2. Przyjmij pozycję jak do pompki. Biodra w jednej linii z tułowiem. Dostaw prawą nogę do prawej dłoni. Staraj się utrzymywać tułów i biodra w jednej linii. Wyprostuj nogę do pozycji wyjściowej i powtórz to samo z drugą. To jedno powtórzenie.

3. Połóż się na plecach. Nogi zegnij w kolanach i unieś na wysokość bioder, ręce ułóż wzdłuż tułowia. Rób spięcia brzucha i podnoś w tym czasie pośladki. Zrób 10 powtórzeń.

4. Nogi w górze, łopatki podniesione, brzuch spięty. Rób nożyce - jedna noga wyprostowana w górze, druga opada nisko na podłogę. Palce u stóp ściągnięte. Wykonaj 20 powtórzeń.

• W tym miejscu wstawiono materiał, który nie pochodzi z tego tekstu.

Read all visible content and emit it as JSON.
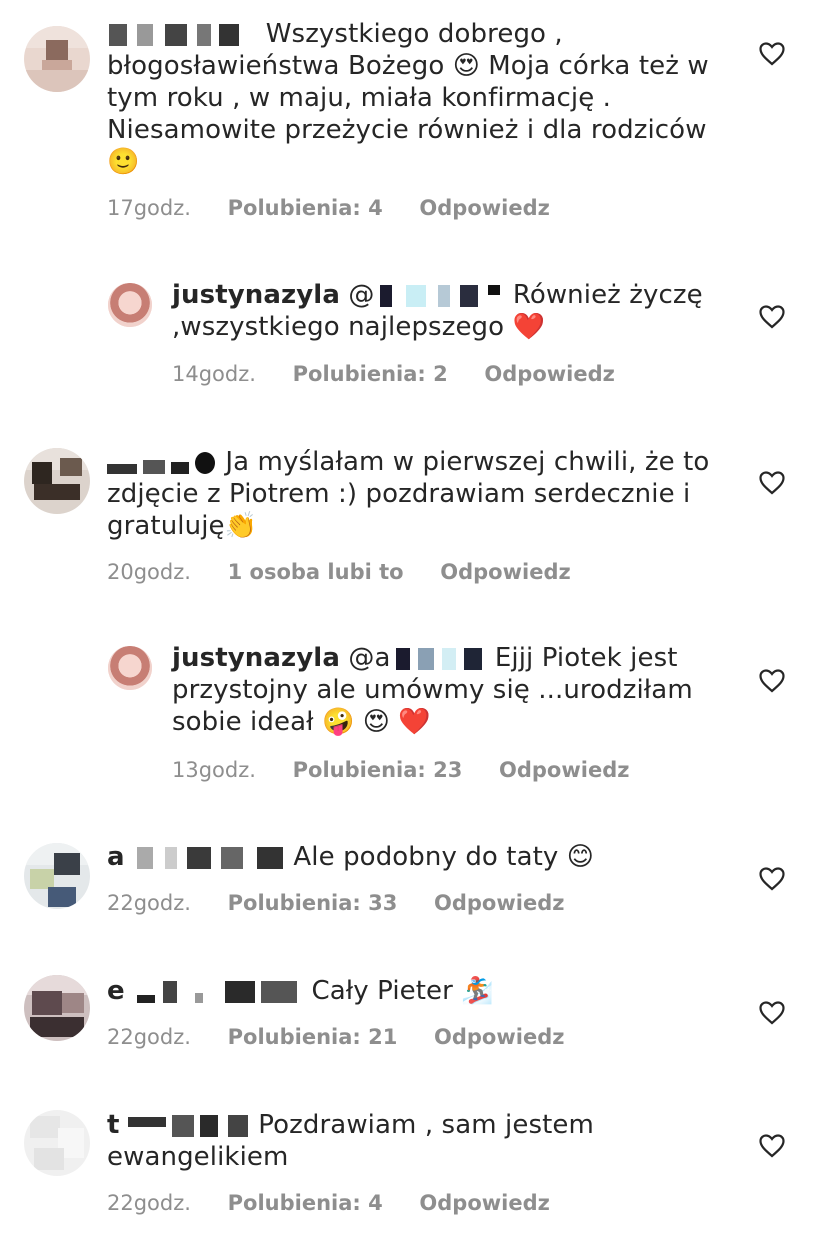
{
  "comments": [
    {
      "username": "",
      "text": "Wszystkiego dobrego , błogosławieństwa Bożego 😍 Moja córka też w tym roku ,  w maju, miała konfirmację . Niesamowite przeżycie również i dla rodziców 🙂",
      "time": "17godz.",
      "likes": "Polubienia: 4",
      "reply": "Odpowiedz"
    },
    {
      "username": "justynazyla",
      "mention": "@",
      "text": " Również życzę ,wszystkiego najlepszego ❤️",
      "time": "14godz.",
      "likes": "Polubienia: 2",
      "reply": "Odpowiedz"
    },
    {
      "username": "",
      "text": "Ja myślałam w pierwszej chwili, że to zdjęcie z Piotrem :) pozdrawiam serdecznie i gratuluję👏",
      "time": "20godz.",
      "likes": "1 osoba lubi to",
      "reply": "Odpowiedz"
    },
    {
      "username": "justynazyla",
      "mention": "@a",
      "text": " Ejjj Piotek jest przystojny ale umówmy się ...urodziłam sobie ideał 🤪 😍 ❤️",
      "time": "13godz.",
      "likes": "Polubienia: 23",
      "reply": "Odpowiedz"
    },
    {
      "username": "a",
      "text": "Ale podobny do taty 😊",
      "time": "22godz.",
      "likes": "Polubienia: 33",
      "reply": "Odpowiedz"
    },
    {
      "username": "e",
      "text": "Cały Pieter 🏂",
      "time": "22godz.",
      "likes": "Polubienia: 21",
      "reply": "Odpowiedz"
    },
    {
      "username": "t",
      "text": "Pozdrawiam , sam jestem ewangelikiem",
      "time": "22godz.",
      "likes": "Polubienia: 4",
      "reply": "Odpowiedz"
    }
  ],
  "icons": {
    "like": "heart-outline-icon"
  },
  "colors": {
    "meta": "#8e8e8e",
    "text": "#262626"
  }
}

5. Połóż się na macie i rób nożyce poziome - nogi unieś delikatnie nad podłogę, rozszerz je i krzyżuj. Trzymanie nad podłogą nóg ułatwi spięcie brzucha.

6.  Nogi ugnij w kolanach, stopy połóż na podłożu, ramiona wyciągnięte wzdłuż tułowia. Głowę i tułów unieś tak, by spróbować dotknąć dłońmi łydek. W tej pozycji wytrzymaj parę sekund. Wracając do pozycji wyjściowej nie kładź głowy na podłożu. Aby mięśnie brzucha pracowały jeszcze intensywniej zatrzymaj tułów, gdy znajduje się blisko podłoża.

Ćwiczenia 4, 5 i 7 wymaga podnoszenia się, dlatego przy nich szczególnie zwróć uwagę na mięśnie brzucha. Jeżeli po treningu czujesz zakwasy, najlepiej poczekać aż przejdą. Nie ma sensu dodatkowo obciążać mięśni. Ostatni posiłek, przed wykonywaniem ćwiczeń, powinien być zjedzony godzinę przed - będziesz miała energię, a nie będziesz się czuła ociężale.